L'Agence américaine de cybersécurité et de sécurité des infrastructures (CISA) a ordonné aux agences fédérales des États-Unis de corriger sous trois jours une faille de sécurité critique affectant des solutions VPN de Check Point. Cette vulnérabilité, identifiée comme une « journée zéro », a déjà été activement exploitée par des groupes de rançongiciels pour s'introduire dans des réseaux.
Selon des informations recueillies auprès d'acteurs de l'industrie, Check Point a reconnu que des pirates informatiques avaient pénétré plusieurs dizaines d'organisations en exploitant cette faille. La brèche concerne plusieurs produits de l'éditeur israélien, largement déployés au sein des administrations américaines.
Une menace activement exploitée
La nature de l'attaque est particulièrement préoccupante : les cybercriminels parviennent à prendre le contrôle des passerelles VPN pour accéder aux réseaux internes des cibles. Une fois à l'intérieur, ils déploient des rançongiciels, ces logiciels malveillants qui chiffrent les données et exigent une rançon pour les débloquer.
Le caractère « zéro-day » de la vulnérabilité signifie que Check Point n'avait pas eu le temps de produire un correctif avant que les attaquants ne commencent à l'utiliser. L'entreprise a depuis publié un correctif, mais la fenêtre d'exposition a été suffisante pour causer des dommages significatifs.
Un délai impératif de trois jours
La directive de la CISA, connue sous le nom de « Binding Operational Directive » (BOD), fixe aux agences fédérales un délai de 72 heures pour appliquer le correctif sur leurs systèmes.
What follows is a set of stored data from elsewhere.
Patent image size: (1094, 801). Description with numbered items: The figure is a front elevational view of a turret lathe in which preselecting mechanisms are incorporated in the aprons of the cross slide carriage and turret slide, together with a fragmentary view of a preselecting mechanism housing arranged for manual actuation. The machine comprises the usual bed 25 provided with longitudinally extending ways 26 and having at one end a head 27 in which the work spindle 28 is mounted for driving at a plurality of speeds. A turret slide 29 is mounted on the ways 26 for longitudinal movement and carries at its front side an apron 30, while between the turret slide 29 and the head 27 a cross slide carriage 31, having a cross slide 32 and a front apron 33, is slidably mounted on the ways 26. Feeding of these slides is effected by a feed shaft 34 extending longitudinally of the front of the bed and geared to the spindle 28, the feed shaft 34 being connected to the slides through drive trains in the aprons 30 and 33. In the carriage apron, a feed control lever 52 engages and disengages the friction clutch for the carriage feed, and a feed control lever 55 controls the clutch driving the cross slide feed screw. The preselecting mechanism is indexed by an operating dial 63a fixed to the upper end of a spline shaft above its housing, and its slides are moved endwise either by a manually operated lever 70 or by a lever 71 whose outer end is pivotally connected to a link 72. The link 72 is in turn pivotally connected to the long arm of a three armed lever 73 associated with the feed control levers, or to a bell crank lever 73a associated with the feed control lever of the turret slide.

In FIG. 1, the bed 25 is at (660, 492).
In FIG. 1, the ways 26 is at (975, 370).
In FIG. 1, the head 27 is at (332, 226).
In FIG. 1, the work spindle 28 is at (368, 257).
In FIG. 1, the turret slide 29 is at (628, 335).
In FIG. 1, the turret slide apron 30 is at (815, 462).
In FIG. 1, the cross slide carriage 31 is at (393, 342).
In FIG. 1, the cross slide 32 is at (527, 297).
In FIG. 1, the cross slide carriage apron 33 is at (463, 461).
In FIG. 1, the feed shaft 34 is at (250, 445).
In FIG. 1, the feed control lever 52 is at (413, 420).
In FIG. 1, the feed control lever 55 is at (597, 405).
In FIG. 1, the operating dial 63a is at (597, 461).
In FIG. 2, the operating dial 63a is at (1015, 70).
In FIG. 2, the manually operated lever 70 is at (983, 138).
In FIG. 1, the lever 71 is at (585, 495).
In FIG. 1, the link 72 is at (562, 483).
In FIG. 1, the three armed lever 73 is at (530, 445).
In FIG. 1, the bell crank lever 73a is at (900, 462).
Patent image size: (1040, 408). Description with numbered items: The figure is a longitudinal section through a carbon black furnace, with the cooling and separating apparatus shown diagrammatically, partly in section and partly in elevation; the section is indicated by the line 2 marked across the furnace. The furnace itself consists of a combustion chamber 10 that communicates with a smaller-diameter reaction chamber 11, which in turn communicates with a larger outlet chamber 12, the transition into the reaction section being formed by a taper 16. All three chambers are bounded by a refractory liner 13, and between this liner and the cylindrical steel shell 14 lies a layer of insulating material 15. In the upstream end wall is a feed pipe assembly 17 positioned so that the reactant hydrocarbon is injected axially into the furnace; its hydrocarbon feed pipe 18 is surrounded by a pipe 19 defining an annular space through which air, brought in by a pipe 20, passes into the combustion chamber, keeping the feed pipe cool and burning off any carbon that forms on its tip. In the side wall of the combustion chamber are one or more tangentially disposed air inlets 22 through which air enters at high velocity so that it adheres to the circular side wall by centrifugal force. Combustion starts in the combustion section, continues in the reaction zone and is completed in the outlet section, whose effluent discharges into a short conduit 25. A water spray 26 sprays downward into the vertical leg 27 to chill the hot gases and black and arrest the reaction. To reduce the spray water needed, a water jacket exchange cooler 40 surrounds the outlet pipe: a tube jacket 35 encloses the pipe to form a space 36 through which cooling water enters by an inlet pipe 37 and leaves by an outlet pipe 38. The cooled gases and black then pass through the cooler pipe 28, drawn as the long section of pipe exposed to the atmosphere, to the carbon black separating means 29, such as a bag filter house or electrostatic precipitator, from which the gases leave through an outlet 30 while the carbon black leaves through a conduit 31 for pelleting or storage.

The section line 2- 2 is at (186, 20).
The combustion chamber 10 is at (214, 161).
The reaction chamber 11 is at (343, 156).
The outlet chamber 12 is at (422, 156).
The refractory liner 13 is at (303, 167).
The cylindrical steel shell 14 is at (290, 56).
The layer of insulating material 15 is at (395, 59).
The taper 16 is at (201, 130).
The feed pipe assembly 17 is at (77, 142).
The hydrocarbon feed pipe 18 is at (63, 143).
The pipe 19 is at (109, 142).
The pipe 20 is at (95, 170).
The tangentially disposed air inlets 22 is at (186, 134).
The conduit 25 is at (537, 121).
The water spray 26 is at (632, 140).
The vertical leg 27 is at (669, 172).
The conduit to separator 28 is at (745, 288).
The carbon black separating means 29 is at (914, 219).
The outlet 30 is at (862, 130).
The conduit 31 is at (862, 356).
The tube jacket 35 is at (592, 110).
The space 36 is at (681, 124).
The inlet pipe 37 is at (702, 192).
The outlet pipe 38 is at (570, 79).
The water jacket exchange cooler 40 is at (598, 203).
Cette procédure d'urgence est déclenchée uniquement pour les menaces les plus graves, capables de compromettre la sécurité nationale.
Les agences doivent non seulement patcher leurs équipements, mais aussi vérifier l'absence de compromission antérieure. La CISA les exhorte à rechercher dans leurs journaux d'activité toute trace d'intrusion précédant l'application du correctif.
Des conséquences étendues
Si la directive s'adresse en premier lieu aux entités du gouvernement fédéral, la menace dépasse largement ce périmètre. Les experts en sécurité recommandent vivement à toutes les organisations utilisant les produits Check Point concernés d'appliquer le correctif sans délai, car les pirates informatiques pourraient étendre leurs attaques au secteur privé.
Cette affaire illustre la recrudescence des attaques ciblant les équipements périphériques réseau, en particulier les VPN, devenus des portes d'entrée privilégiées pour les cybercriminels. L'exploitation de failles « zéro-day » par des rançongiciels est une tendance en hausse, posant des défis majeurs aux équipes de sécurité informatique.